Figures from the Office for National Statistics today confirmed that the number of workers who are in final salary pension schemes has taken a dramatic plunge between 1997 and 2009.
It’s well known that nine out of ten final salary schemes are now closed to new members as employers pull in their belts. But new statistics from the ONS reveal the extent of the change.
The survey looked at workers with occupational pensions. So any fall in pension savings is significant enough, but is even more serious against the backdrop of the third of the working population who are making no provision for their retirement at all.
In 1997, almost half (46%) of the workforce with an occupational pension plan had a defined benefit (or final salary) scheme. Of those some 16% worked in the public sector.
By 2009, the ONS found that the percentage of workplace scheme members with a final salary arrangement had plummeted to 33%. What could explain this change?
Increased life expectancy means that the pension schemes’ projected liabilities have grown as they have to pay out for longer. However, these increased liabilities have not been matched by an increase in contributions or stock market performance. In fact, poor stock market performance means that rather than being seen as the hallmark of a caring employer, any company that operates a final salary scheme is likely to view it as a millstone around its neck.

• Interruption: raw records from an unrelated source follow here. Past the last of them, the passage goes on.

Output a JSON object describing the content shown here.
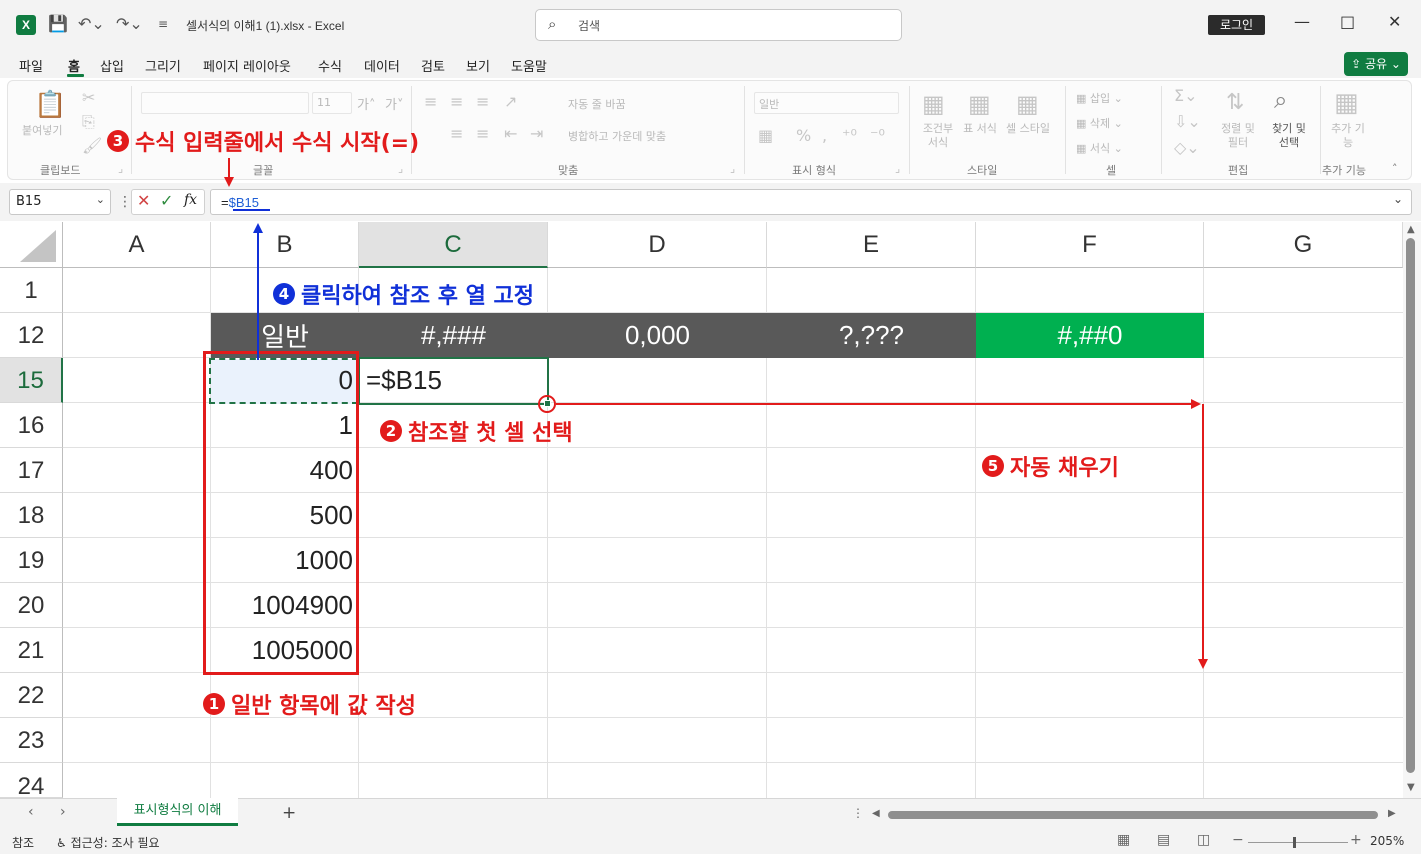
{
  "window": {
    "app_icon": "X",
    "doc_title": "셀서식의 이해1 (1).xlsx  -  Excel",
    "search_placeholder": "검색",
    "login_label": "로그인",
    "minimize": "—",
    "maximize": "□",
    "close": "✕"
  },
  "menu": {
    "items": [
      "파일",
      "홈",
      "삽입",
      "그리기",
      "페이지 레이아웃",
      "수식",
      "데이터",
      "검토",
      "보기",
      "도움말"
    ],
    "active": "홈",
    "share_label": "공유"
  },
  "ribbon": {
    "groups": [
      "클립보드",
      "글꼴",
      "맞춤",
      "표시 형식",
      "스타일",
      "셀",
      "편집",
      "추가 기능"
    ],
    "paste": "붙여넣기",
    "font_size": "11",
    "wrap_text": "자동 줄 바꿈",
    "merge_center": "병합하고 가운데 맞춤",
    "number_format": "일반",
    "cond_format": "조건부 서식",
    "table_format": "표 서식",
    "cell_styles": "셀 스타일",
    "insert": "삽입",
    "delete": "삭제",
    "format": "서식",
    "sort_filter": "정렬 및 필터",
    "find_select": "찾기 및 선택",
    "addins": "추가 기능"
  },
  "formula_bar": {
    "name_box": "B15",
    "formula_prefix": "=",
    "formula_ref": "$B15"
  },
  "grid": {
    "columns": [
      "A",
      "B",
      "C",
      "D",
      "E",
      "F",
      "G"
    ],
    "rows": [
      "1",
      "12",
      "15",
      "16",
      "17",
      "18",
      "19",
      "20",
      "21",
      "22",
      "23",
      "24"
    ],
    "header_row": {
      "B": "일반",
      "C": "#,###",
      "D": "0,000",
      "E": "?,???",
      "F": "#,##0"
    },
    "b_values": [
      "0",
      "1",
      "400",
      "500",
      "1000",
      "1004900",
      "1005000"
    ],
    "c15": "=$B15"
  },
  "annotations": {
    "step1": "일반 항목에 값 작성",
    "step2": "참조할 첫 셀 선택",
    "step3": "수식 입력줄에서 수식 시작(=)",
    "step4": "클릭하여 참조 후 열 고정",
    "step5": "자동 채우기",
    "badges": [
      "1",
      "2",
      "3",
      "4",
      "5"
    ]
  },
  "sheet_tabs": {
    "active": "표시형식의 이해",
    "add": "+"
  },
  "status_bar": {
    "mode": "참조",
    "accessibility": "접근성: 조사 필요",
    "zoom": "205%"
  },
  "colors": {
    "excel_green": "#107c41",
    "header_dark": "#595959",
    "header_green": "#00b050",
    "annotation_red": "#e21b1b",
    "annotation_blue": "#1030d8"
  }
}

Looking more closely at the figures, there is a marked distinction in how public and private sector employees have fared. Of that 33% figure of occupation schemes being final salary ones, now only 15% are from the private sector.
Given the new government’s pledge to launch a review into public sector pensions, it will be interesting to see how these figures are altered in another ten year’s time when the full effects of the cuts programme are felt.